Saturday 20 July 2013

And Is There Honey Still For Tea?





Five years ago on 6 March 2008, Magnus Linklater in The Times wrote on The Coming Food Crisis.  Below is what he had to say.

So what progress have we made?  In the meantime we have started to lose all the bees we need for pollination.

Quote:
The early signals are there, but the world seems to be sleepwalking towards disaster
To explain the exact connection between a newly opened hamburger joint in Beijing, Sir Richard Branson's biofuelled planes and the strip of wild flowers running round my farmer friend's field in Cambridgeshire would take more than the 970 words allotted to me here but, believe me, they will be on the front page of this and every other newspaper before long, because they spell the beginnings of a full-blown food crisis.
You can see the early signals already - the doubling of wheat prices, the mounting cost of bread, the steepest increases at the supermarkets for 14 years, demonstrations on the streets by pig farmers threatened with bankruptcy, “tortilla riots” in Mexico, the drying up of aid to the Third World.
And this is only the start of it. In the words of Tim Lang, Professor of Food Policy at the University of Leeds: “We are sleep-walking into a crisis.” At the very least he predicts the end of the era of cheap food, which will of itself amount to a big shift in our eating habits. But if the process of rising costs and diminishing supplies of grain accelerates, as it may well do, we could witness actual shortages of basic foodstuffs. One report last month said that the world is only ten weeks away from running out of wheat supplies after stocks fell to their lowest level for 50 years.
The causes are many and various, but at their heart is a change in global consumer habits that has crept up on us almost without our noticing. In China and the Far East, growing wealth has been accompanied by a taste for Western diets, including, principally, beef, which is now being imported in increasing quantities.
There was a time when the idea of an American-style hamburger would have turned the stomach of the average Chinese; not any more. McDonald's is rolling out a chain of drive-through fast-food outlets in China's 30,000 petrol stations, and opening restaurants across that vast country to cater for a new appetite for Western meat.
The world market for beef, and the resulting need for cattle feed has coincided with a decline in the production of grain, as the maize farmers of America switch from producing their standard crops to growing biofuels as an alternative source of energy.
 Worried by the instability of oil and gas-supplying states throughout the world - from Russia to the Middle East - the US Government has encouraged farmers to turn their fields over to producing ethanol.
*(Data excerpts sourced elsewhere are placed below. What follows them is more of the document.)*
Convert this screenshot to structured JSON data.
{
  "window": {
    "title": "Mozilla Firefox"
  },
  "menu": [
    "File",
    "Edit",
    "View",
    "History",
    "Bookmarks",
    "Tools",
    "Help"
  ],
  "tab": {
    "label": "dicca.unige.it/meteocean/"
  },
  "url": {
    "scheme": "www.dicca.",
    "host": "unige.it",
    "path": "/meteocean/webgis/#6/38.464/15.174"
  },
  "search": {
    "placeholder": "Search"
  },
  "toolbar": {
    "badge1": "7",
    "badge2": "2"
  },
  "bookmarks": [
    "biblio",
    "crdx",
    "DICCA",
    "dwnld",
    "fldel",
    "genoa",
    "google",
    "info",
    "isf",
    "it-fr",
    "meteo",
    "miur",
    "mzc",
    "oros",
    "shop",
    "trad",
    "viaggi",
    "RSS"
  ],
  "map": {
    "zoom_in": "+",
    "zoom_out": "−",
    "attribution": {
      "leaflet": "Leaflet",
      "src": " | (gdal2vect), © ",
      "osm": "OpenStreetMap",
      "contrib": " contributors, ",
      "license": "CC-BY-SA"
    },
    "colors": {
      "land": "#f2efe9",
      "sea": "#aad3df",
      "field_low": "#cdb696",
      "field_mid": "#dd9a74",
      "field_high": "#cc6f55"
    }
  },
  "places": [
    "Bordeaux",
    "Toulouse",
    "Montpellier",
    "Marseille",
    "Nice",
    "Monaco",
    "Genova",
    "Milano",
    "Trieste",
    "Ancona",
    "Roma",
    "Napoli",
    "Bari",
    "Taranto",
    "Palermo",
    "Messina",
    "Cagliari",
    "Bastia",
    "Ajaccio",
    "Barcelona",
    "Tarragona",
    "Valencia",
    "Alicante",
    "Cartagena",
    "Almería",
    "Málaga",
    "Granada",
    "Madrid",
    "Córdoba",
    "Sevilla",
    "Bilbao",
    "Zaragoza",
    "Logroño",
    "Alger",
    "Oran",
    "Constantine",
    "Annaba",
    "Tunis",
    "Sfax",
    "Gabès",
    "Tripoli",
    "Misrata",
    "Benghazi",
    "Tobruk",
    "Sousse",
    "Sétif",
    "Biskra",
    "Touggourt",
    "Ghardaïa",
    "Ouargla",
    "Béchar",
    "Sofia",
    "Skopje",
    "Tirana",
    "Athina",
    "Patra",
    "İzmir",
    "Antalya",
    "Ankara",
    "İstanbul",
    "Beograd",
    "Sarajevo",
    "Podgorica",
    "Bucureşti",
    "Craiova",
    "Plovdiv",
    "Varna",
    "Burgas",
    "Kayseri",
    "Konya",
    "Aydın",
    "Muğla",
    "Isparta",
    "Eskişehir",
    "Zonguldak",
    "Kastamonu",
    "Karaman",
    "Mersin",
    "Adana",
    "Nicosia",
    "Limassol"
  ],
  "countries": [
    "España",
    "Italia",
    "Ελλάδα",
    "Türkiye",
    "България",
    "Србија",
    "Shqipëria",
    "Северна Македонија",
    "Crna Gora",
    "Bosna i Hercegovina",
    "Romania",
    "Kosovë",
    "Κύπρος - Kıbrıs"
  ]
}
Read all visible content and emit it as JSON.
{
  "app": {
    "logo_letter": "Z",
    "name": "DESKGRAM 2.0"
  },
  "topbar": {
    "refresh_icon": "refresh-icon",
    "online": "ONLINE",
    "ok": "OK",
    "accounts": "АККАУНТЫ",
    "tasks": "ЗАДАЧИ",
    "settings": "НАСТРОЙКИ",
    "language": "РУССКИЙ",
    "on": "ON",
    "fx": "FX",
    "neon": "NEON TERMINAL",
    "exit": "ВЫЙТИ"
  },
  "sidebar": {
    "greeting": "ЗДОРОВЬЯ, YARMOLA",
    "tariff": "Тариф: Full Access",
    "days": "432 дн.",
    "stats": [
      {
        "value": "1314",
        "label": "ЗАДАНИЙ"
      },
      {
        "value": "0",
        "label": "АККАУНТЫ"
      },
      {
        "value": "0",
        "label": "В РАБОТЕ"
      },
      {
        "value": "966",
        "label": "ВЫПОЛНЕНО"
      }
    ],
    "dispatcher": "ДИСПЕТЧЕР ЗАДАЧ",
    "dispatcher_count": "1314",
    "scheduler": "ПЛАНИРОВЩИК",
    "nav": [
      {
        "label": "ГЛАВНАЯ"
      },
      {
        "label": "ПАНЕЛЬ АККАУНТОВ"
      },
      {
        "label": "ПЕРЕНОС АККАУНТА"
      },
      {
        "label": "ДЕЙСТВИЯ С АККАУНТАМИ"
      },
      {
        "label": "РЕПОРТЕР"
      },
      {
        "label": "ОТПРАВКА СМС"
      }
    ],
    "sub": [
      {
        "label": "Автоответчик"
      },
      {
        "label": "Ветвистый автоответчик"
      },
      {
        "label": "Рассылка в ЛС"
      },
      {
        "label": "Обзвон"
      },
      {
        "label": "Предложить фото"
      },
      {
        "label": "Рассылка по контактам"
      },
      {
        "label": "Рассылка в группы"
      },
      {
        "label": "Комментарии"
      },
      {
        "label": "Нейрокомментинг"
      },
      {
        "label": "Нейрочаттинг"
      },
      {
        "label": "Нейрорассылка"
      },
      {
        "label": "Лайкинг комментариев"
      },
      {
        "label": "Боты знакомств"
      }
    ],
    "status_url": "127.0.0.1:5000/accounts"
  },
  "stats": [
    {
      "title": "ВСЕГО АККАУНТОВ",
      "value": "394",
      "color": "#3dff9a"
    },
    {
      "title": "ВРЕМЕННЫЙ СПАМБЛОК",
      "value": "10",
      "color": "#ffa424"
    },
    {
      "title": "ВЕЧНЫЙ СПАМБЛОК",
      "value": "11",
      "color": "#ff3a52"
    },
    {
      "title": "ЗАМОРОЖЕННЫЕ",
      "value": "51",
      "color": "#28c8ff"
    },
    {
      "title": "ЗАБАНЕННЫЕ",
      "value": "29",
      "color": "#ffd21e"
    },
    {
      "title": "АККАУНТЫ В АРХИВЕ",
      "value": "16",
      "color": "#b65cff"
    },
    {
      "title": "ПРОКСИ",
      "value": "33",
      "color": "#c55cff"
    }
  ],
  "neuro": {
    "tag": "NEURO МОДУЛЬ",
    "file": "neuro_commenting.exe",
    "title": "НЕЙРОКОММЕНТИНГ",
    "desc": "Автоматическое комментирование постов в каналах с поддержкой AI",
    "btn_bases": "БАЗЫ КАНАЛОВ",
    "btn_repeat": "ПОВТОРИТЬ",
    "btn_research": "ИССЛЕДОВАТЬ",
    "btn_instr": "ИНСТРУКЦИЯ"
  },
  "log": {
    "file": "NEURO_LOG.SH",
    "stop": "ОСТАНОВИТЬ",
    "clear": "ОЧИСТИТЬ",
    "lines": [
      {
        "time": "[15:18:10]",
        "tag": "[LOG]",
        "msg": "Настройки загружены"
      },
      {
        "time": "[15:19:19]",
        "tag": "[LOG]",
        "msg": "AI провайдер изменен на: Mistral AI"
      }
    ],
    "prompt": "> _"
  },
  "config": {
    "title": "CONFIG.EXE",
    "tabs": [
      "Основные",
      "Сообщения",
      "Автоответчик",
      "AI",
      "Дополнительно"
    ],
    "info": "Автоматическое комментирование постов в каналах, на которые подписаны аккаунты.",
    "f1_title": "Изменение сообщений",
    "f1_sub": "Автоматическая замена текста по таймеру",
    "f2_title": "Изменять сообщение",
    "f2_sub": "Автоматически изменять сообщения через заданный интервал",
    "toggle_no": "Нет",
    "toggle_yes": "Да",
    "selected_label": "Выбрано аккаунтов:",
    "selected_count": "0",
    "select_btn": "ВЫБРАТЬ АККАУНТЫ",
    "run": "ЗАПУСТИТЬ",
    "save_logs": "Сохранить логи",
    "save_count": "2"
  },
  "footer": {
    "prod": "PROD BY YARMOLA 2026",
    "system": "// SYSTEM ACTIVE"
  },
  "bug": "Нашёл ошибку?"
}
Production of this alternative fuel is predicted to rise by 30 per cent by 2010. As one farmer put it: “Once I grew food for a bullock, now I grow fuel for a Buick.”
Enter Sir Richard, heralding a new era of carbon-free aviation travel by sending one of his passenger jets across the North Sea, its tanks brimming with biofuels. His feat is, of course, widely applauded, with giants of the global-warming era such as Bill Clinton and Al Gore congratulating him on a pledge to spend $3 billion on developing his alternative Virgin fuels. So, just at a time when we should be considering how best to increase our production of grain, we in Britain are switching off one main source of it.
Here then, one might imagine, would be an opportunity for Britain, with its long tradition of highly efficient farming, to begin filling the gap. As Professor Lang, in a lecture this week at City University, London, pointed out, Britain has turned round its farming industry to become one of the most productive in the world. Too productive, perhaps. By the 1970s Britain and Europe, aided by massive subsidies, were contributing to grain, beef and butter mountains that had become a source of international scandal.
The Common Agricultural Policy began switching its grant system away from production towards more environmentally friendly schemes. Farmers were encouraged to grow verges round their fields, where wild life could flourish. Hedges, ripped out to increase the size of fields, were carefully replanted. Ponds, small copses, water verges and species-rich grassland were actively encouraged.
It did wonders for biodiversity, and made a great deal of money for some. My East Anglian farmer friend reported happily on the marked improvement the new grants had made to his bottom line.
He is less happy now. With wheat at £180 a ton, he would dearly like to rip out the thickets and meadows where birds and bees so happily congregate, and go back to doing what he is best at - producing grain. But he is locked into a ten-year scheme and, for the time being at any rate, he is unable to make the switch.
Elsewhere, there are some signs of flexibility: in Scotland a new scheme is being introduced, aimed at encouraging farmers to co-operate, and become more competitive and more market-orientated. But overall there is little sign that policy-makers have grasped the enormity of what has happened. The UK is now barely 60 per cent self-sufficient in food.
It is clear that the Government has yet to react to the dimensions of the looming world food crisis. It needs to begin a debate with the EU on the whole direction of Europe's agricultural strategy and rethink it from scratch, devising a strategy for sustainable production, then begin to educate the public about the realities ahead. It will mean a change in culture that is a million miles from the Tesco-driven consumerism we have grown lazily used to over the past 20 years.
Professor Lang suggests we may need to go back to the ground-breaking reports of the 1940s, which led to a wholesale shift in Britain's approach to food production. If that means a revolutionary change in the national diet, then so be it. Maybe that would be no bad thing.
Unquote.

Recently, food prices have been increasing rather more than inflation.

1 comment:

  1. Don't ask for 1940 diet you may well regret it. They say that people got healthier but who are 'they'. I was five old in 1940 and lived on rationing for years after - and this did not stop in 1945.
    TB , rickets , chilblains etc etc were rife.
    As well as always being hungry. If it was not for the black markety things could have beenm worse.